A lot of the recent focus regarding developments in Afghanistan has been on the increase in transnational terrorist groups operating there and the difficulties the Taliban are having trying to govern and secure the country.
However, there has been another important development regarding the nation and it is one that took place thousands of miles away.
Last week, more than 30 activists, journalists, religious scholars and former Afghan government officials met in Vienna to discuss a single shared issue: opposition to the Taliban. Referred to as the Second Vienna Conference, it was, as the name suggests, the second such meeting of opposition representatives in Vienna since September last year.
The first meeting was notable because it acknowledged the commander of the National Resistance Front of Afghanistan, Ahmad Massoud, as the de facto leader of this anti-Taliban opposition movement. It was also noteworthy because it was the first time that such a gathering had taken place on the international stage since the Taliban regained power in August 2021.
The second gathering in Vienna included an even more diverse group of participants, including activists from many different backgrounds, ethnic groups and religious affiliations.
Although the center of gravity for the conference was Massoud and the National Resistance Front, the National Resistance Council for the Salvation of Afghanistan was also represented. It is an anti-Taliban movement founded in Turkiye last year by prominent Afghan power brokers living in exile.
In addition, leaders and representatives of the Hazara and Uzbek minorities were present at the conference. Almost half the participants were women. And for the first time, even an Afghan Sikh, Anarkali Hunaryar, participated. In 2010, she was the first non-Muslim woman elected to the Afghan parliament.
As in September, the participants at the latest conference issued a joint statement outlining their belief that the status quo under the Taliban is unacceptable for Afghanistan. There was an emphasis on the protection of basic human rights, especially equal rights for women and minorities, and the fact that these rights are non-negotiable.
This time, however, the participants also agreed to “support all forms of resistance against the Taliban,” including armed resistance. This went a step further than what had been agreed in September.
Although smaller armed groups are emerging in Afghanistan, the National Resistance Front remains the only credible, capable and non-extremist armed opposition to the Taliban. Based in Panjshir province, and with a smaller presence in a dozen other provinces across the north of the country, it has continued to fight the Taliban, against all odds and with no international support.
The group recently made it through a second harsh winter in the mountains of Panjshir. If last year was anything to go by, it will soon begin to launch offensive operations against the Taliban, predominantly in northern Afghanistan.
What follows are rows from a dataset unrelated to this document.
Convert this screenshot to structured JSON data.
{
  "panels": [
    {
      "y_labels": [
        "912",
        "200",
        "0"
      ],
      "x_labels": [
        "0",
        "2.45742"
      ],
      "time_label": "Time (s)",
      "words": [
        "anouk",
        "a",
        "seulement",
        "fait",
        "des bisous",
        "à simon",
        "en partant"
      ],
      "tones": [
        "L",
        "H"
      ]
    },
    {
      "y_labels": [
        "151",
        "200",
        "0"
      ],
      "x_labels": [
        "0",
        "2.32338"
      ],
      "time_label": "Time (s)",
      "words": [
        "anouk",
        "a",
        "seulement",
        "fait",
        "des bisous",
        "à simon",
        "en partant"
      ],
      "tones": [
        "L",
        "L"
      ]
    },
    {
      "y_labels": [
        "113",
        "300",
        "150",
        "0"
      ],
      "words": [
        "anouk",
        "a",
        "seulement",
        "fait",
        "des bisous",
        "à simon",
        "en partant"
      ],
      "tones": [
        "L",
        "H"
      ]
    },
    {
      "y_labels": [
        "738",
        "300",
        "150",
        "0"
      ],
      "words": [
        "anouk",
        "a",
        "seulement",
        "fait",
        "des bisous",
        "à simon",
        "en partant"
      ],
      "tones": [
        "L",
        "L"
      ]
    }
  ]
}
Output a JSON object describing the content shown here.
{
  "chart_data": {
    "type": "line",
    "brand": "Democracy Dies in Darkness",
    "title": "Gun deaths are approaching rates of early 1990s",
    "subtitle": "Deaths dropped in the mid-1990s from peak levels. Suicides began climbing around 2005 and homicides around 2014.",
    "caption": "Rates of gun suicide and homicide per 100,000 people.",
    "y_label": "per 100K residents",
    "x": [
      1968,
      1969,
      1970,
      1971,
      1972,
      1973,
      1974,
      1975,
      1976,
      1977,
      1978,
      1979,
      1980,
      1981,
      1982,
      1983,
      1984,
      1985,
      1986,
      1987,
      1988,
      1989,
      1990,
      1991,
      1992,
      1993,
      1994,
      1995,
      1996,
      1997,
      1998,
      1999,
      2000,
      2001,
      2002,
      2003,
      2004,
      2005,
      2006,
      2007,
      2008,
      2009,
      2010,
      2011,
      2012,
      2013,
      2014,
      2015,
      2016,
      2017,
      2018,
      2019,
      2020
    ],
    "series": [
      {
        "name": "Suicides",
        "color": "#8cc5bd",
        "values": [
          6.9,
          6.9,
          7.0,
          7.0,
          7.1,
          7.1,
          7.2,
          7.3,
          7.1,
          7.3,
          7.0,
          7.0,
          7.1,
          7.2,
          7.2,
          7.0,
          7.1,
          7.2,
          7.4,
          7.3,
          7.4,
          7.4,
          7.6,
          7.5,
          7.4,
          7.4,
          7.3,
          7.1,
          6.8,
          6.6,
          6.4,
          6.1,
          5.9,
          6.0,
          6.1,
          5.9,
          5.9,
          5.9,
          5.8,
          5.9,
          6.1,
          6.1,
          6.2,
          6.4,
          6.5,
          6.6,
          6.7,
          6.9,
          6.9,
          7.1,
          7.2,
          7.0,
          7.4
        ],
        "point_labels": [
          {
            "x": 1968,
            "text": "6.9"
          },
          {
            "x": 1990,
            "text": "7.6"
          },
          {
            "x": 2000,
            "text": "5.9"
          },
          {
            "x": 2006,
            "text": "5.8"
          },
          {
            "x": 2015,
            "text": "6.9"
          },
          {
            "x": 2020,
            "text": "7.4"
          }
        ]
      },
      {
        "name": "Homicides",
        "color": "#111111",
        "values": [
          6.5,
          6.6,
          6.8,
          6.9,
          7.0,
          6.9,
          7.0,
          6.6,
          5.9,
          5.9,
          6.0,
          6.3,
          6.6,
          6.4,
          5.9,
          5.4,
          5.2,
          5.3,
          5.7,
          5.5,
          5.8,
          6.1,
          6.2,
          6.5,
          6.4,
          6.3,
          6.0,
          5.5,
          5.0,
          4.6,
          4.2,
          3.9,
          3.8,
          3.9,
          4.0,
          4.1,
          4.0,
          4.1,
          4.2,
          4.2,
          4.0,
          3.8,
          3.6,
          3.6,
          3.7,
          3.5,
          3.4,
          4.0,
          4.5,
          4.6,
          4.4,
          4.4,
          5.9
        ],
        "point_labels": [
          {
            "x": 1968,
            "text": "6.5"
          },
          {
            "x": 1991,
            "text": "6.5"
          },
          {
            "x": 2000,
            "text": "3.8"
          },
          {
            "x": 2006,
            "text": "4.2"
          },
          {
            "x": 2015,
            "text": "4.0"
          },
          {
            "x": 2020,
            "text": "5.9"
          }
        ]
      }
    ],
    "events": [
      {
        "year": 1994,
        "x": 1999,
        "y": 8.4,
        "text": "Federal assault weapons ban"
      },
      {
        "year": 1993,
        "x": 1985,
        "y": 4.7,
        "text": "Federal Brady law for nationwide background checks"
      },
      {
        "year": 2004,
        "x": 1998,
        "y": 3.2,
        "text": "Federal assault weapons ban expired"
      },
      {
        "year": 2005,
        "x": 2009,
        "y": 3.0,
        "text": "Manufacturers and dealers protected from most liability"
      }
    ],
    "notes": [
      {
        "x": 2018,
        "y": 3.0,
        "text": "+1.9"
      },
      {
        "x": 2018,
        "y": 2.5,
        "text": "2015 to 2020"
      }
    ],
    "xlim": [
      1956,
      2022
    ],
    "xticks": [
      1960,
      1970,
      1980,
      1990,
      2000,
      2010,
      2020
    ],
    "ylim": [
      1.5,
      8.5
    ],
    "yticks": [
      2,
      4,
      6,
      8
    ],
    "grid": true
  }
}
Militarily speaking, the goal of the National Resistance Front is to establish an area of control in the north of the country, similar to what its predecessor, the Northern Alliance, did in the 1990s.
The Second Vienna Conference did not go unnoticed in Washington. At a time when the White House wants to ignore Afghanistan and forget about the disaster that unfolded there in 2021, the US Congress has been making efforts to hold the White House accountable.
Releasing a statement on Twitter, the chairman of the House Foreign Affairs Committee, Rep. Mike McCaul, wrote: “I commend the efforts of anti-Taliban forces to unite in opposition to Taliban oppression, especially oppression perpetrated against Afghan women and girls and Afghan allies of the United States.”
The latest conference should be considered the beginning of a new “Vienna process” that can serve as a platform for international engagement with Afghan opposition groups that have been marginalized and persecuted by the Taliban regime.
In the same way the Taliban was allowed to use Doha to engage diplomatically on the international stage, leaders of the various opposition groups in Afghanistan should use Vienna. Such engagement could help policymakers to learn more about the groups opposing the Taliban, their goals and their needs.
After all, if members of the international community are comfortable engaging with the Taliban, there is no reason they cannot do the same with the National Resistance Front or other opposition groups.
The international community should allocate a percentage of the frozen assets of Afghanistan’s central bank to help support and fund the Vienna process. For example, the US currently holds about $7 billion of these frozen funds. American policymakers should explore legal ways to divert some of them to the group’s political office in Vienna. Washington’s partners should follow suit. Only a tiny percentage of these funds would be needed to help establish an enduring Vienna process but the result could be significant.
In parallel, there should be a global refusal to recognize the Taliban as the legitimate government of Afghanistan. The Taliban would benefit from such legitimacy and the international community should do everything it can to prevent this.
At least 13 members of the Taliban’s so-called government are under some form of UN sanctions. There is no meaningful non-Pashtun representation in the Taliban government. Under these circumstances alone, it is inconceivable that the Taliban can be viewed as the legitimate rulers of Afghanistan.
It is too early to tell what long-term impact the second meeting in Vienna will have on the future of Afghanistan. But one thing is for certain: More than 20 months after the Taliban took over the country, the various groups opposed to Taliban rule have never been more mobilized. All the participants in Vienna pledged to continue cooperating with one another, so it is only a matter of time before the next gathering takes place.
At the same time the Taliban continue to find it increasingly difficult to govern the country, opposition movements are finding it increasingly easy to mobilize. Keep an eye on the Vienna process.